Data in computational pharmacology is often siloed. We have databases that tell us what a drug is (DrugBank), databases that tell us what side effects it causes (OnSIDES), and databases that tell us how it interacts with other drugs (TWOSIDES).
Connecting these silos has historically been a painful process of
manual mapping and ad-hoc scripting. Today, we are releasing
dbparser 2.2.0 to solve this problem once and for all.
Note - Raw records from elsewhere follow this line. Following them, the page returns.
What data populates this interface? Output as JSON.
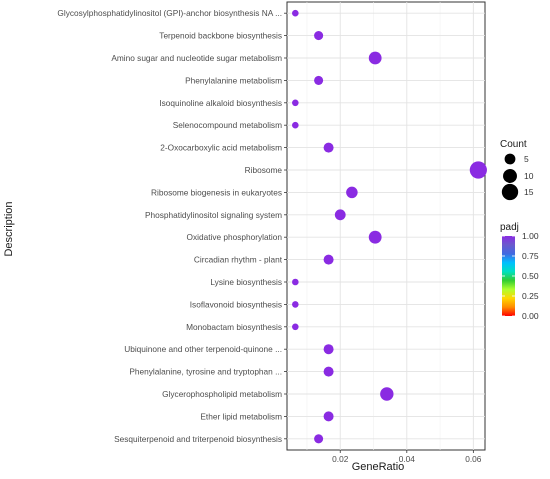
{
  "chart_data": {
    "type": "scatter",
    "xlabel": "GeneRatio",
    "ylabel": "Description",
    "xlim": [
      0.004,
      0.0635
    ],
    "x_ticks": [
      0.02,
      0.04,
      0.06
    ],
    "x_tick_labels": [
      "0.02",
      "0.04",
      "0.06"
    ],
    "grid": true,
    "legend_position": "right",
    "terms": [
      {
        "label": "Glycosylphosphatidylinositol (GPI)-anchor biosynthesis NA ...",
        "x": 0.0065,
        "count": 1,
        "padj": 1.0
      },
      {
        "label": "Terpenoid backbone biosynthesis",
        "x": 0.0135,
        "count": 3,
        "padj": 1.0
      },
      {
        "label": "Amino sugar and nucleotide sugar metabolism",
        "x": 0.0305,
        "count": 8,
        "padj": 1.0
      },
      {
        "label": "Phenylalanine metabolism",
        "x": 0.0135,
        "count": 3,
        "padj": 1.0
      },
      {
        "label": "Isoquinoline alkaloid biosynthesis",
        "x": 0.0065,
        "count": 1,
        "padj": 1.0
      },
      {
        "label": "Selenocompound metabolism",
        "x": 0.0065,
        "count": 1,
        "padj": 1.0
      },
      {
        "label": "2-Oxocarboxylic acid metabolism",
        "x": 0.0165,
        "count": 4,
        "padj": 1.0
      },
      {
        "label": "Ribosome",
        "x": 0.0615,
        "count": 17,
        "padj": 1.0
      },
      {
        "label": "Ribosome biogenesis in eukaryotes",
        "x": 0.0235,
        "count": 6,
        "padj": 1.0
      },
      {
        "label": "Phosphatidylinositol signaling system",
        "x": 0.02,
        "count": 5,
        "padj": 1.0
      },
      {
        "label": "Oxidative phosphorylation",
        "x": 0.0305,
        "count": 8,
        "padj": 1.0
      },
      {
        "label": "Circadian rhythm - plant",
        "x": 0.0165,
        "count": 4,
        "padj": 1.0
      },
      {
        "label": "Lysine biosynthesis",
        "x": 0.0065,
        "count": 1,
        "padj": 1.0
      },
      {
        "label": "Isoflavonoid biosynthesis",
        "x": 0.0065,
        "count": 1,
        "padj": 1.0
      },
      {
        "label": "Monobactam biosynthesis",
        "x": 0.0065,
        "count": 1,
        "padj": 1.0
      },
      {
        "label": "Ubiquinone and other terpenoid-quinone ...",
        "x": 0.0165,
        "count": 4,
        "padj": 1.0
      },
      {
        "label": "Phenylalanine, tyrosine and tryptophan ...",
        "x": 0.0165,
        "count": 4,
        "padj": 1.0
      },
      {
        "label": "Glycerophospholipid metabolism",
        "x": 0.034,
        "count": 9,
        "padj": 1.0
      },
      {
        "label": "Ether lipid metabolism",
        "x": 0.0165,
        "count": 4,
        "padj": 1.0
      },
      {
        "label": "Sesquiterpenoid and triterpenoid biosynthesis",
        "x": 0.0135,
        "count": 3,
        "padj": 1.0
      }
    ],
    "size_legend": {
      "title": "Count",
      "values": [
        5,
        10,
        15
      ],
      "labels": [
        "5",
        "10",
        "15"
      ]
    },
    "color_legend": {
      "title": "padj",
      "values": [
        1.0,
        0.75,
        0.5,
        0.25,
        0.0
      ],
      "labels": [
        "1.00",
        "0.75",
        "0.50",
        "0.25",
        "0.00"
      ],
      "gradient_colors": [
        "#8a2be2",
        "#6a5acd",
        "#4169e1",
        "#00bfff",
        "#00e0c0",
        "#32cd32",
        "#adff2f",
        "#ffd700",
        "#ff8c00",
        "#ff0000"
      ],
      "point_color": "#8a2be2"
    }
  }
}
Version 2.2.0 moves beyond simple XML parsing. We have re-engineered the package around a “Hub and Spoke” integration model:
We introduced specific functions to bridge these worlds. The new
merge_drugbank_onsides() and
merge_drugbank_twosides() functions don’t just combine
lists; they perform intelligent “double joins” and ID mapping (using
RxNorm CUIs) to ensure that your molecular data is correctly linked to
clinical outcomes.
One of our main design goals was usability. The new merge functions
are “chainable,” meaning they integrate seamlessly with the
tidyverse. You can now build a massive, multi-domain
pharmacovigilance dataset in three lines of R code:
library(dbparser)
library(dplyr)
final_db <- parseDrugBank("data/drugbank.xml") %>%
merge_drugbank_onsides(parseOnSIDES("data/onsides/")) %>%
merge_drugbank_twosides(parseTWOSIDES("data/twosides.csv.gz"))The result is a unified dvobject (DrugVerse Object) that
contains mechanistic data, label data, and interaction data, all
enriched with common identifiers.
To support developers and educators, we also exposed our internal
subsetting engines (subset_drugbank_dvobject and
subset_onsides_dvobject). These schema-aware functions
allow you to slice massive databases into consistent, shareable
micro-datasets—perfect for creating unit tests or teaching
materials.
To demonstrate the power of this new workflow, we included a comprehensive new vignette: Integrated Pharmacovigilance
In this tutorial, we perform a live analysis of Leuprolide (a hormone therapy) and Calcitriol (Vitamin D). We define their individual side effect profiles using OnSIDES, and then use the new TWOSIDES integration to quantify the specific risks—such as Anaemia—that arise when these two drugs are prescribed together.